Un documentaire sur le dopage réalisé par la chaîne de télévision Al Jazeera a provoqué beaucoup de remous aux Etats-Unis, en raison de sa mise en cause de Peyton Manning, un joueur de football américain très réputé. Ce reportage n’a pu être réalisé qu’avec l’implication de Liam Collins, un hurdler britannique, qui a joué les espions.
Au lendemain de Noël, la chaîne « Al Jazeera » a lancé une sale affaire à la face de plusieurs joueurs de football américain, et surtout de Peyton Manning. Cette star de la NFL aux Etats-Unis se retrouve torpillée dans le reportage diffusé par « Al Jazeera », accusé, ainsi que son épouse, d’achats d’hormone de croissance, effectués dans une clinique anti-âge de l’Indianapolis. Une affirmation à mettre à l’actif de confidences de Charlie Sly, un pharmacien en stage dans cette clinique, auprès de Liam Collins.

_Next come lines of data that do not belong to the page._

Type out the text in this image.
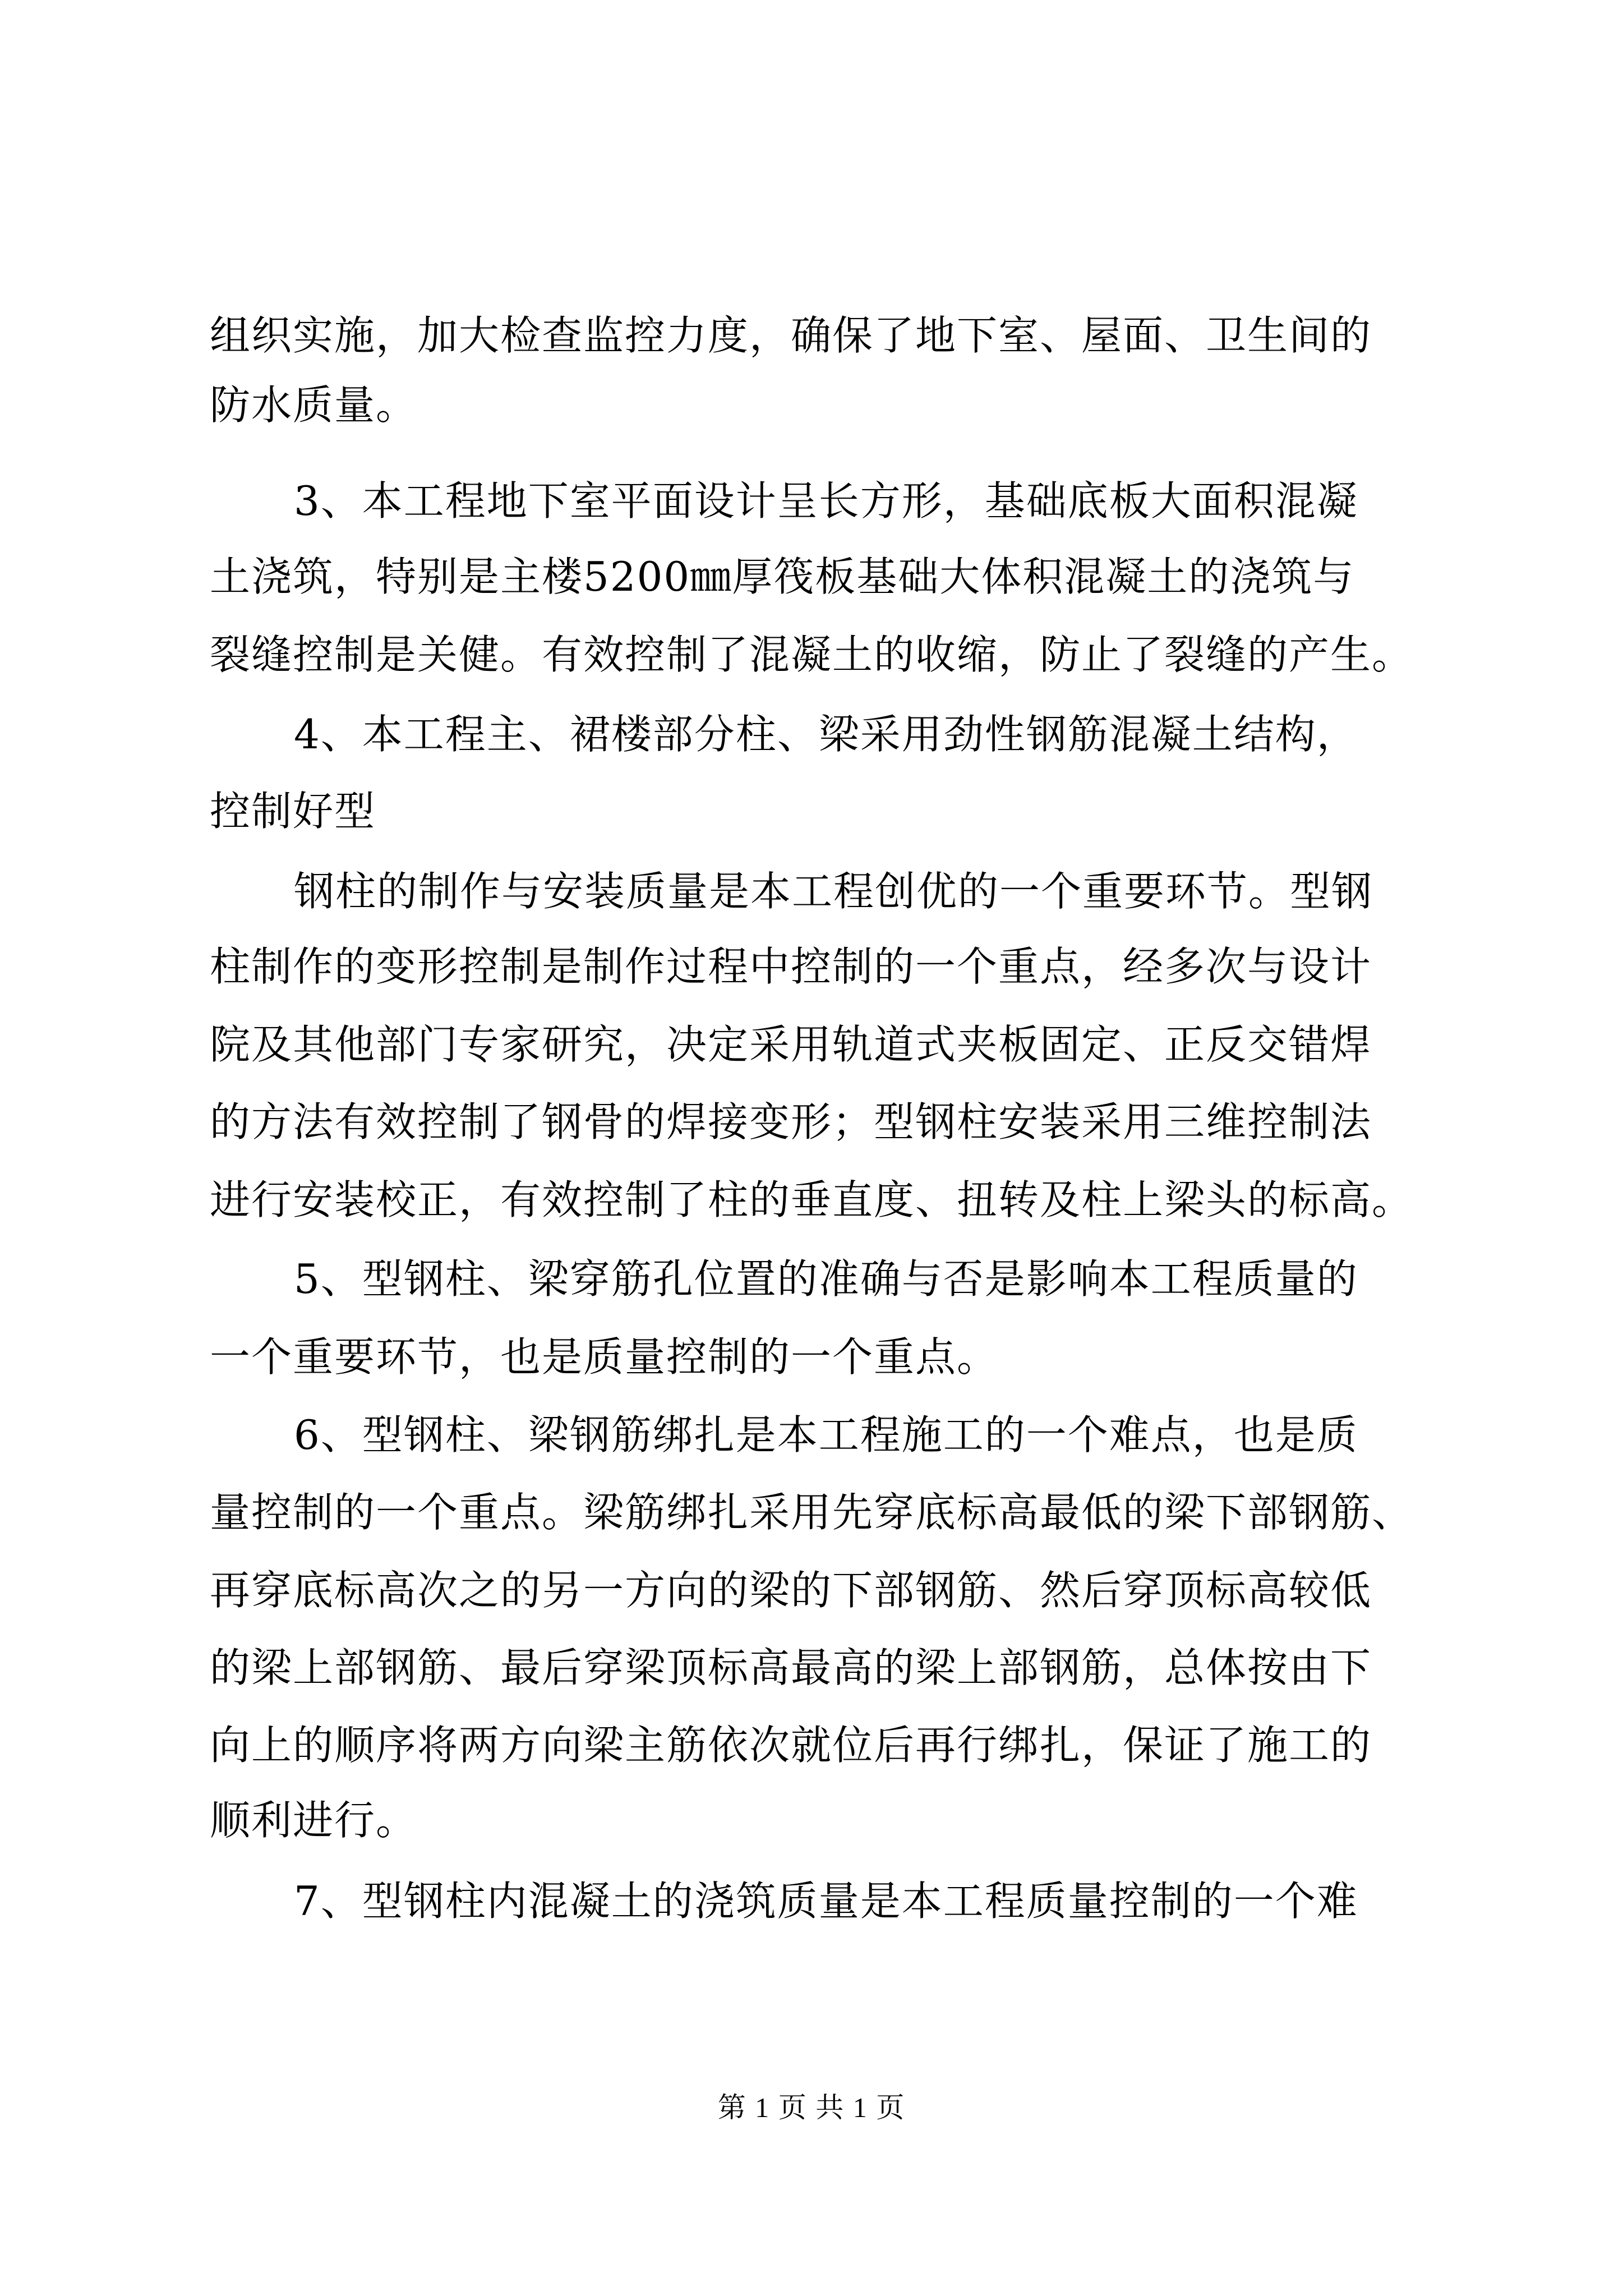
组织实施，加大检查监控力度，确保了地下室、屋面、卫生间的
防水质量。
3、本工程地下室平面设计呈长方形，基础底板大面积混凝
土浇筑，特别是主楼5200㎜厚筏板基础大体积混凝土的浇筑与
裂缝控制是关健。有效控制了混凝土的收缩，防止了裂缝的产生。
4、本工程主、裙楼部分柱、梁采用劲性钢筋混凝土结构，
控制好型
钢柱的制作与安装质量是本工程创优的一个重要环节。型钢
柱制作的变形控制是制作过程中控制的一个重点，经多次与设计
院及其他部门专家研究，决定采用轨道式夹板固定、正反交错焊
的方法有效控制了钢骨的焊接变形；型钢柱安装采用三维控制法
进行安装校正，有效控制了柱的垂直度、扭转及柱上梁头的标高。
5、型钢柱、梁穿筋孔位置的准确与否是影响本工程质量的
一个重要环节，也是质量控制的一个重点。
6、型钢柱、梁钢筋绑扎是本工程施工的一个难点，也是质
量控制的一个重点。梁筋绑扎采用先穿底标高最低的梁下部钢筋、
再穿底标高次之的另一方向的梁的下部钢筋、然后穿顶标高较低
的梁上部钢筋、最后穿梁顶标高最高的梁上部钢筋，总体按由下
向上的顺序将两方向梁主筋依次就位后再行绑扎，保证了施工的
顺利进行。
7、型钢柱内混凝土的浇筑质量是本工程质量控制的一个难
第 1 页 共 1 页
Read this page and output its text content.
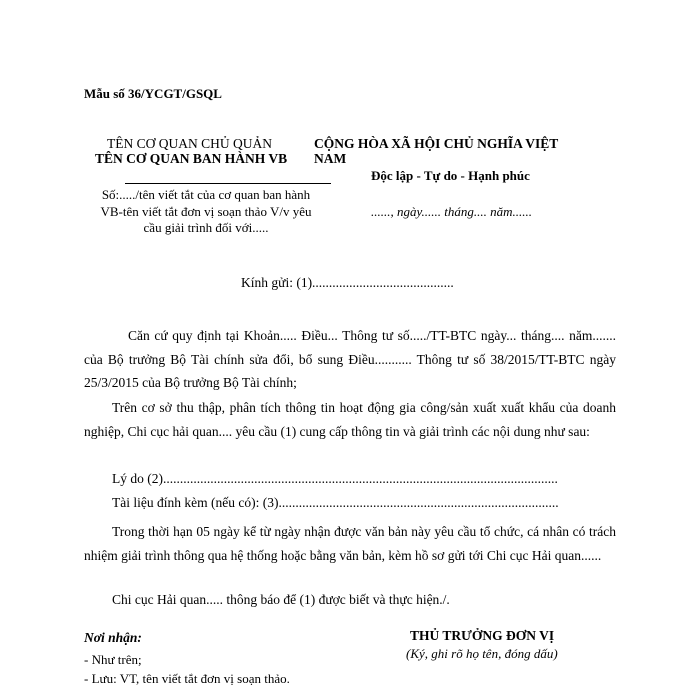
Mẫu số 36/YCGT/GSQL
TÊN CƠ QUAN CHỦ QUẢN
TÊN CƠ QUAN BAN HÀNH VB
CỘNG HÒA XÃ HỘI CHỦ NGHĨA VIỆT
NAM
Độc lập - Tự do - Hạnh phúc
Số:...../tên viết tắt của cơ quan ban hành VB-tên viết tắt đơn vị soạn thảo V/v yêu cầu giải trình đối với.....
......, ngày...... tháng.... năm......
Kính gửi: (1)..........................................
Căn cứ quy định tại Khoản..... Điều... Thông tư số...../TT-BTC ngày... tháng.... năm....... của Bộ trưởng Bộ Tài chính sửa đổi, bổ sung Điều........... Thông tư số 38/2015/TT-BTC ngày 25/3/2015 của Bộ trưởng Bộ Tài chính;
Trên cơ sở thu thập, phân tích thông tin hoạt động gia công/sản xuất xuất khẩu của doanh nghiệp, Chi cục hải quan.... yêu cầu (1) cung cấp thông tin và giải trình các nội dung như sau:
Lý do (2).....................................................................................................................
Tài liệu đính kèm (nếu có): (3)...................................................................................
Trong thời hạn 05 ngày kể từ ngày nhận được văn bản này yêu cầu tổ chức, cá nhân có trách nhiệm giải trình thông qua hệ thống hoặc bằng văn bản, kèm hồ sơ gửi tới Chi cục Hải quan......
Chi cục Hải quan..... thông báo để (1) được biết và thực hiện./.
Nơi nhận:
- Như trên;
- Lưu: VT, tên viết tắt đơn vị soạn thảo.
THỦ TRƯỞNG ĐƠN VỊ
(Ký, ghi rõ họ tên, đóng dấu)
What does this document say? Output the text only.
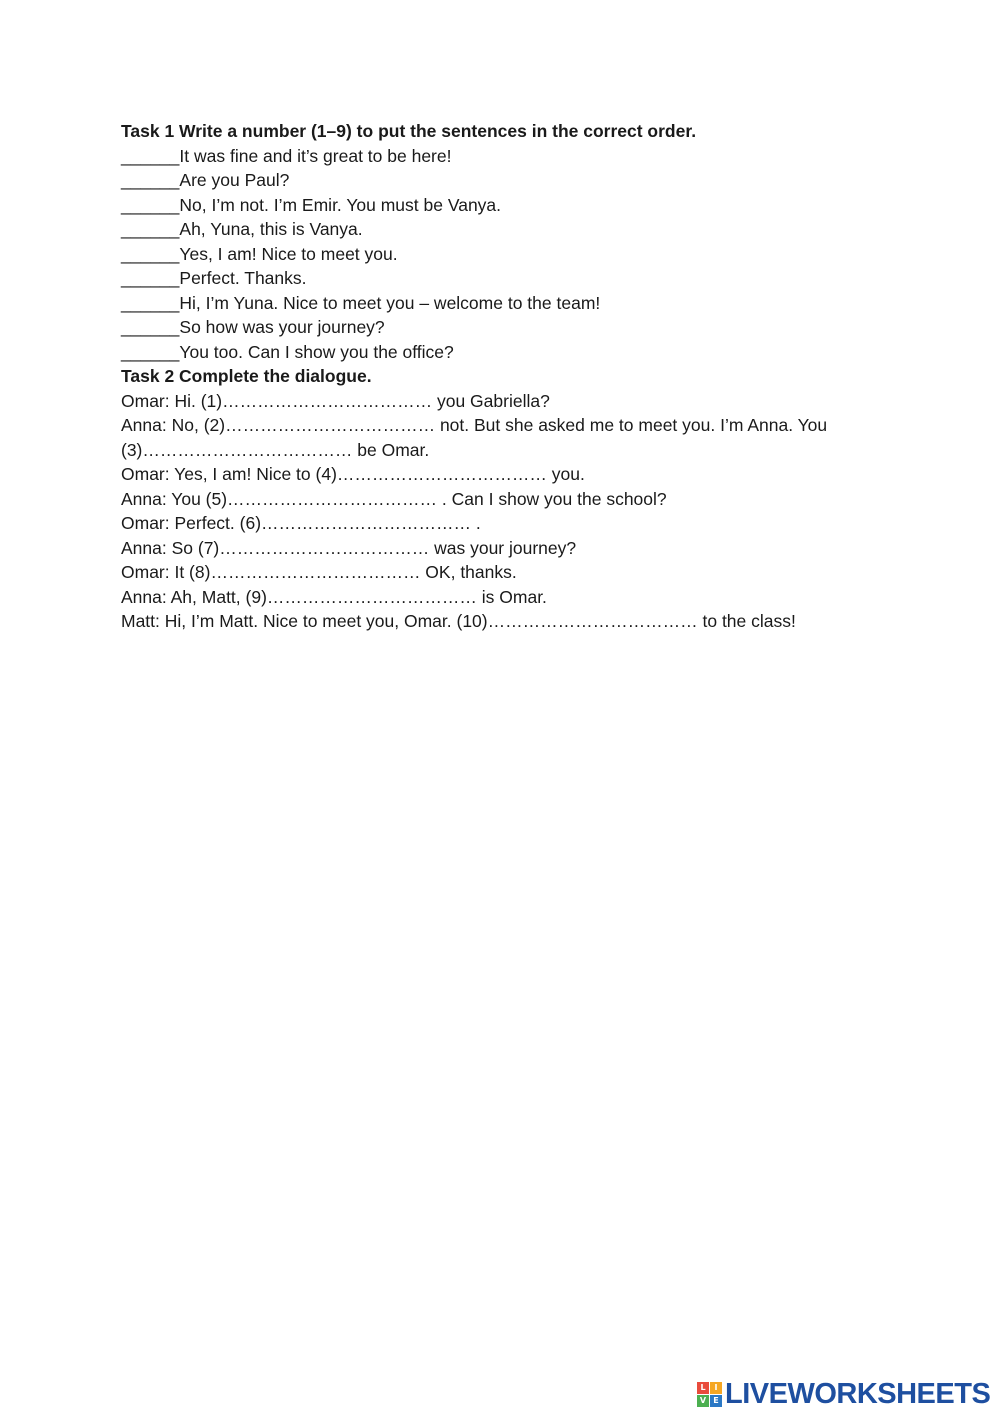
Task 1 Write a number (1–9) to put the sentences in the correct order.
______It was fine and it’s great to be here!
______Are you Paul?
______No, I’m not. I’m Emir. You must be Vanya.
______Ah, Yuna, this is Vanya.
______Yes, I am! Nice to meet you.
______Perfect. Thanks.
______Hi, I’m Yuna. Nice to meet you – welcome to the team!
______So how was your journey?
______You too. Can I show you the office?
Task 2 Complete the dialogue.
Omar: Hi. (1)……………………………… you Gabriella?
Anna: No, (2)……………………………… not. But she asked me to meet you. I’m Anna. You (3)……………………………… be Omar.
Omar: Yes, I am! Nice to (4)……………………………… you.
Anna: You (5)……………………………… . Can I show you the school?
Omar: Perfect. (6)……………………………… .
Anna: So (7)……………………………… was your journey?
Omar: It (8)……………………………… OK, thanks.
Anna: Ah, Matt, (9)……………………………… is Omar.
Matt: Hi, I’m Matt. Nice to meet you, Omar. (10)……………………………… to the class!
L	I
V E LIVEWORKSHEETS
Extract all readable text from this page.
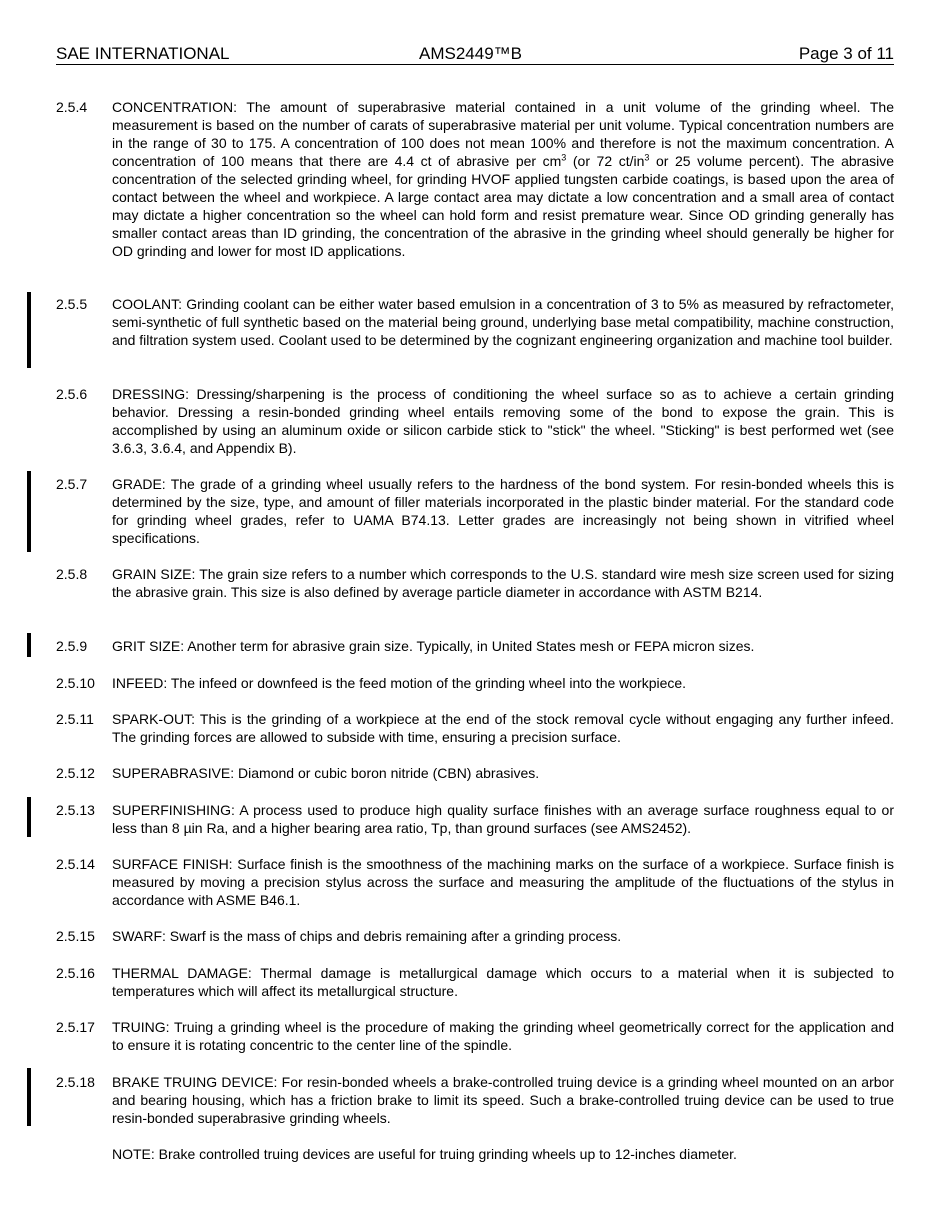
SAE INTERNATIONAL	AMS2449™B	Page 3 of 11
2.5.4	CONCENTRATION: The amount of superabrasive material contained in a unit volume of the grinding wheel. The measurement is based on the number of carats of superabrasive material per unit volume. Typical concentration numbers are in the range of 30 to 175. A concentration of 100 does not mean 100% and therefore is not the maximum concentration. A concentration of 100 means that there are 4.4 ct of abrasive per $cm^3$ (or 72 $ct/in^3$ or 25 volume percent). The abrasive concentration of the selected grinding wheel, for grinding HVOF applied tungsten carbide coatings, is based upon the area of contact between the wheel and workpiece. A large contact area may dictate a low concentration and a small area of contact may dictate a higher concentration so the wheel can hold form and resist premature wear. Since OD grinding generally has smaller contact areas than ID grinding, the concentration of the abrasive in the grinding wheel should generally be higher for OD grinding and lower for most ID applications.
2.5.5	COOLANT: Grinding coolant can be either water based emulsion in a concentration of 3 to 5% as measured by refractometer, semi-synthetic of full synthetic based on the material being ground, underlying base metal compatibility, machine construction, and filtration system used. Coolant used to be determined by the cognizant engineering organization and machine tool builder.
2.5.6	DRESSING: Dressing/sharpening is the process of conditioning the wheel surface so as to achieve a certain grinding behavior. Dressing a resin-bonded grinding wheel entails removing some of the bond to expose the grain. This is accomplished by using an aluminum oxide or silicon carbide stick to "stick" the wheel. "Sticking" is best performed wet (see 3.6.3, 3.6.4, and Appendix B).
2.5.7	GRADE: The grade of a grinding wheel usually refers to the hardness of the bond system. For resin-bonded wheels this is determined by the size, type, and amount of filler materials incorporated in the plastic binder material. For the standard code for grinding wheel grades, refer to UAMA B74.13. Letter grades are increasingly not being shown in vitrified wheel specifications.
2.5.8	GRAIN SIZE: The grain size refers to a number which corresponds to the U.S. standard wire mesh size screen used for sizing the abrasive grain. This size is also defined by average particle diameter in accordance with ASTM B214.
2.5.9	GRIT SIZE: Another term for abrasive grain size. Typically, in United States mesh or FEPA micron sizes.
2.5.10	INFEED: The infeed or downfeed is the feed motion of the grinding wheel into the workpiece.
2.5.11	SPARK-OUT: This is the grinding of a workpiece at the end of the stock removal cycle without engaging any further infeed. The grinding forces are allowed to subside with time, ensuring a precision surface.
2.5.12	SUPERABRASIVE: Diamond or cubic boron nitride (CBN) abrasives.
2.5.13	SUPERFINISHING: A process used to produce high quality surface finishes with an average surface roughness equal to or less than 8 µin Ra, and a higher bearing area ratio, Tp, than ground surfaces (see AMS2452).
2.5.14	SURFACE FINISH: Surface finish is the smoothness of the machining marks on the surface of a workpiece. Surface finish is measured by moving a precision stylus across the surface and measuring the amplitude of the fluctuations of the stylus in accordance with ASME B46.1.
2.5.15	SWARF: Swarf is the mass of chips and debris remaining after a grinding process.
2.5.16	THERMAL DAMAGE: Thermal damage is metallurgical damage which occurs to a material when it is subjected to temperatures which will affect its metallurgical structure.
2.5.17	TRUING: Truing a grinding wheel is the procedure of making the grinding wheel geometrically correct for the application and to ensure it is rotating concentric to the center line of the spindle.
2.5.18	BRAKE TRUING DEVICE: For resin-bonded wheels a brake-controlled truing device is a grinding wheel mounted on an arbor and bearing housing, which has a friction brake to limit its speed. Such a brake-controlled truing device can be used to true resin-bonded superabrasive grinding wheels.
NOTE: Brake controlled truing devices are useful for truing grinding wheels up to 12-inches diameter.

Liam Collins apparaît comme l’homme clef de ce reportage qui a suscité une levée de boucliers aux Etats-Unis, toutes les personnes mises en cause protestant de leur innocence, Charlie Sly allant même jusqu’à enregistrer un message niant les faits qu’il avait précédemment dévoilés. Liam Collins a réussi à faire parler tout ce petit monde, en se présentant auprès de médecins, naturopathe, pharmacien, comme un athlète à la recherche de produits dopants. Des conversations à bâtons rompus qu’il a soigneusement enregistrées et filmées, à l’insu de tous, jouant à la perfection son rôle d’espion…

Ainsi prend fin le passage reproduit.